Un uomo a bordo di un Suv Hyundai quattro ruote motrici, ha percorso a folle velocità il Westminster Bridge che conduce verso il Parlamento di Londra e ha investito decine di persone. Il bilancio provvisorio è di almeno 3 morti e 20 feriti. L’attentatore è stato eliminato dagli agenti a protezione di Westminster Palace. “Si è trattato di un attacco terroristico”, hanno affermato le autorità inglesi.

Sky News ha pubblicato sul suo sito la prima foto dell’autore dell’attacco, che secondo la polizia britannica “ha agito da solo”. Si vede un uomo di corporatura robusta, dalla carnagione scura, con il capo rasato quasi a zero ed una barba, senza baffi, ma folta in particolare sul mento.

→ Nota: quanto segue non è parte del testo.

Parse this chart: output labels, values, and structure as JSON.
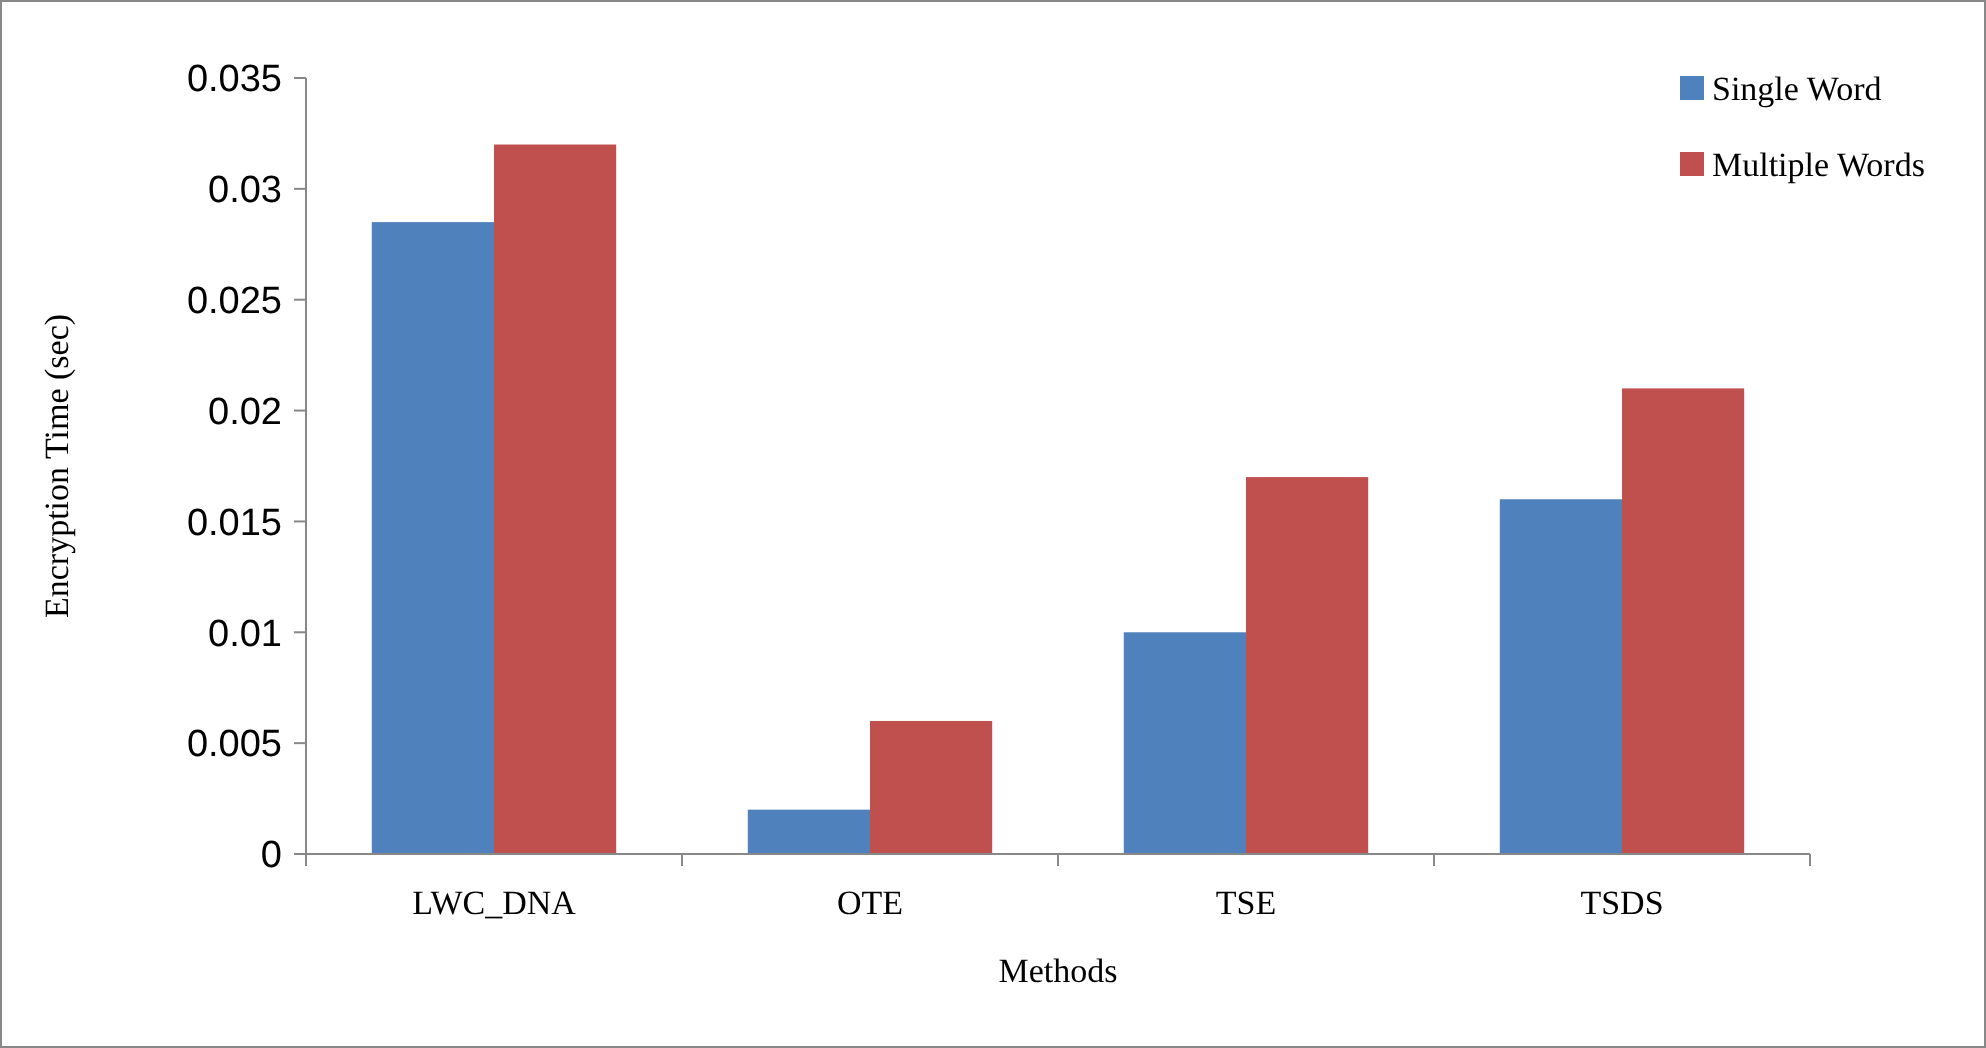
{
  "chart_data": {
    "type": "bar",
    "xlabel": "Methods",
    "ylabel": "Encryption Time (sec)",
    "categories": [
      "LWC_DNA",
      "OTE",
      "TSE",
      "TSDS"
    ],
    "series": [
      {
        "name": "Single Word",
        "color": "#4f81bd",
        "values": [
          0.0285,
          0.002,
          0.01,
          0.016
        ]
      },
      {
        "name": "Multiple Words",
        "color": "#c0504d",
        "values": [
          0.032,
          0.006,
          0.017,
          0.021
        ]
      }
    ],
    "ylim": [
      0,
      0.035
    ],
    "yticks": [
      0,
      0.005,
      0.01,
      0.015,
      0.02,
      0.025,
      0.03,
      0.035
    ],
    "grid": false,
    "legend": "top right"
  }
}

Una prima testimonianza aveva riferito di un uomo con tratti asiatici di circa 40 anni. Nell’immagine l’uomo e’ riverso su una barella, intubato, con i paramedici che tentano di soccorrerlo. Vicino al corpo un lungo coltello da cucina con cui ha accoltellato l’agente che e’ poi deceduto per le ferite riportate.

La premier britannica Theresa May, che si trovava a Westminster al momento dell’attacco, sta seguendo gli sviluppi da Downing street e ha gia’ convocato in serata una riunione del comitato di emergenza per la sicurezza ‘Cobra’.

Paolo Gentiloni, ministro degli Esteri italiano, in una nota dichiara: “L’Italia e’ vicina al popolo e al governo britannico di fronte all’attacco che ha colpito il cuore di Londra e delle sue istituzioni democratiche”. “Esprimo le condoglianze del governo italiano e le mie personali ai familiari delle vittime, e la vicinanza ai feriti. Italia e Regno Unito sono fianco a fianco nella condanna e nella ferma risposta contro ogni forma di terrorismo”.

Mentre in Italia la Rai continua ad adeguare la propria programmazione per seguire i drammatici avvenimenti di Londra, arrivano le prime reazioni politiche. Giorgia Meloni, Fratelli d’Italia: “Un altro attentato a Londra, un altro attentato nel cuore dell’Europa. Il terrorismo ha dichiarato guerra all’Occidente: nascondere la testa sotto la sabbia e far finta di niente non ci salverà”.